Hawkesbury Junction apart, there isn’t much to take note of except to see how many Eddie Stobart lorries can be seen on the various motorway sections and watch the trains go by on the adjacent West Coast Main Line.
The Greyhound at Hawkesbury Junction |
Today, the working boats have gone, Courtauld’s tip and the smoking chimneys of Coventry Power Station (or Longford Light as the boaters knew it) are but a memory.
Old Engine House at Hawkesbury |
Having moved slowly past the long line of moored boats we edged through the narrows in the shadow of the old Engine House with its tall chimney looking rather out of place surrounded as it is now by modern housing.
Then, as the Coventry Canal heads off straight ahead for the town centre just over 5 miles away, we turn sharp left under the well-known junction bridge and sharp left again to head through the stop lock and onto the waters of the Oxford Canal.
Hawkesbury Junction |
If this junction is thought awkward, it must have been worse when the two canals were first built as the separate companies could not agree on a junction and ran parallel to each other, separated only by a short strip of land, for over a mile to Longford where a similarly tight junction was made. Eventually slightly saner counsels succeeded in changing the junction to the present one at Hawkesbury.
Once through the stop lock and past the long line of moored boats on this side of the junction, we pass the site of the erstwhile power station, now a large sub-station with power lines and pylons approaching from all directions.Further on, at Tusses Bridge, the old Elephant & Castle is still closed, boarded up and looking very forlorn. Whether it will ever reopen as a pub has to be doubtful in the present economic climate, and I can’t see anyone wanting it as a private house as the M6 roars overhead on a viaduct literally within a stone’s throw.
The Oxford Canal was an early canal, the Coventry – Banbury section opening in 1778. As such it was built as a contour canal, following the contours to avoid the necessary earthworks and heavy construction that would be needed to build embankments, cuttings & tunnels.Whilst a heavily used route carrying coal from the South Warwickshire fields to London, its trade was affected when the Grand Junction Canal opened from Braunston to London. This offered a far more direct route to London and the coal trade used this in preference to the Braunston – Napton – Oxford – Thames route to London.

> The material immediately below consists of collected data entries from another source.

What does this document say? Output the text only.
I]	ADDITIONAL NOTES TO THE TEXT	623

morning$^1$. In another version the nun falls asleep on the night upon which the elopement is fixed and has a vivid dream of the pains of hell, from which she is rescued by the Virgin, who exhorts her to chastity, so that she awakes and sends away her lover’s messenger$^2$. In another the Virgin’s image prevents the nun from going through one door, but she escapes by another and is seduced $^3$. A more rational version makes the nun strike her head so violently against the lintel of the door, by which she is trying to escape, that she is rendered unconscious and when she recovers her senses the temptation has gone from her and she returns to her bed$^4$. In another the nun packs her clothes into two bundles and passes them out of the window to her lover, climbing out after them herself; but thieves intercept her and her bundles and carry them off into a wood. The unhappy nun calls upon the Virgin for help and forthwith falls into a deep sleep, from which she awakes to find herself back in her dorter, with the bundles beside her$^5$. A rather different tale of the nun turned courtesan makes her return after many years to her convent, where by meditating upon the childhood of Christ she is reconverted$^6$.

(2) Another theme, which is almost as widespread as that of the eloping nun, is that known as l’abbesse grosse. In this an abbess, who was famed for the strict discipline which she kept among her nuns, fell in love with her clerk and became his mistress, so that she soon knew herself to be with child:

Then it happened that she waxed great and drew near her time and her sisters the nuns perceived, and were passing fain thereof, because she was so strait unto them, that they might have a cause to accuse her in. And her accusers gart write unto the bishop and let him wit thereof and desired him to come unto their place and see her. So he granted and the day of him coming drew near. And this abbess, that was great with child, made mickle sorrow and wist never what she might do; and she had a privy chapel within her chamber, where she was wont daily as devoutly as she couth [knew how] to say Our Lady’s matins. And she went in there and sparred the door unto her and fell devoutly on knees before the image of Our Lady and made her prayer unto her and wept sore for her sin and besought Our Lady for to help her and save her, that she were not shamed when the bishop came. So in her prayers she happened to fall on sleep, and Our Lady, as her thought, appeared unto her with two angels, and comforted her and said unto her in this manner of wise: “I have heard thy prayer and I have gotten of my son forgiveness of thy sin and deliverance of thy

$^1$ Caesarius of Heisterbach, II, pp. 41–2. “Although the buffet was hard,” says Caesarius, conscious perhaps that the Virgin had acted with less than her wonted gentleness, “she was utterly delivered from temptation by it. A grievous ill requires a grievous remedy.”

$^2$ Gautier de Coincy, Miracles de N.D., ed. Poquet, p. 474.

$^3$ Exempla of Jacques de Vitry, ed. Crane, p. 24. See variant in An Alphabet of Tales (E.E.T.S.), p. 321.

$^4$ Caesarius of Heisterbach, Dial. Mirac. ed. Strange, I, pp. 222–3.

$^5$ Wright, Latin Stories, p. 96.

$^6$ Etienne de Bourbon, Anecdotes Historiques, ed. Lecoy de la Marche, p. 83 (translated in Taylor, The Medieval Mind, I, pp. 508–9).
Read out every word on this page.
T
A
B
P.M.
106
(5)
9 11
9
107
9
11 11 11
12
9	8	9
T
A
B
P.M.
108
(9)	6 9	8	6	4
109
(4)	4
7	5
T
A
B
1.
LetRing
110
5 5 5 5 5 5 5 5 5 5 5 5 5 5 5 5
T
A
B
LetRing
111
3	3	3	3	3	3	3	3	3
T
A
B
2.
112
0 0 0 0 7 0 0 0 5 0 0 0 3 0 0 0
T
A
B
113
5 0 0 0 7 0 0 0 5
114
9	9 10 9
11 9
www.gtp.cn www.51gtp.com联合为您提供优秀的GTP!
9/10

By the early C19th, the Oxford was already outdated and new schemes were being promoted to shorten the route from the coalfields to Braunston and thus by-pass the Oxford Canal entirely. At last the Oxford woke up and made significant improvements to the northern section to Braunston by cutting off many of the winding meanders by constructing long embankments & cuttings, resulting in today’s many long straight sections.Entrance to the Wyken Arm |
Once out of the Coventry’s outskirts you immediately come to the first of these straights as it passes through a landscape on one side of playing fields and scrubby horse pastures whilst on the other side the M6 roars alongside and runs parallel to the canal for a mile or so separated by just the towpath hedge. An old colliery loading arm – the Wyken Arm – heads away at an oblique angle under a rickety looking bridge to moorings right in the shadow of the motorway. These are the headquarters of the Coventry Cruising Club.
Soon after it moves away, the canal veers towards the village of Ansty where another motorway, the M69 roars overhead towards its imminent consummation with the M6.Ansty does not show its best side to the canal; assuming it has one that is. After emerging from the motorway viaduct it heads out on an embankment which is liberally doused with “No Mooring” signs. This is just to stop dirty, lecherous boatmen peering in through the bedroom windows of the houses that line the canal which passes them at first floor level. As if we would……..
A narrow section always full with moored boats on a long drawn out curve takes us out of the village and into another section dating from the 1820 improvements. It first strides out on a long embankment before heading into Nettle Hill Cutting from which an excellent view can be had of the traffic tearing by overhead as the M6 crosses. For Elaine, this is a wonderful place to count Eddies – she got 8 today! Shame we were too far away for her to identify the names!The main railway line has paralleled us since the embankment and stays with us until we move away, temporarily, after Stretton Stop. Here, an old loop, cut off in the improvements has remained partly in water and is used by a couple of boatyards and for moorings. An insignificant looking swing bridge has to be shoved out of the way as you crawl through the former gauging narrows. We were at least able to keep it open as there was a boat coming towards us who would close it after they went through.
Beyond the stop, another long embankment (known as Brinklow Arches) strides out across a small valley with a graceful towpath bridge rising over the former Brinklow Arm.Now we were nearing our hoped-for mooring site at Brinklow. Emerging from the wooded cutting all we could see was a long line of boats with hardly any spare room at all. Fortunately, however, there was just enough room for us to get in and tie up.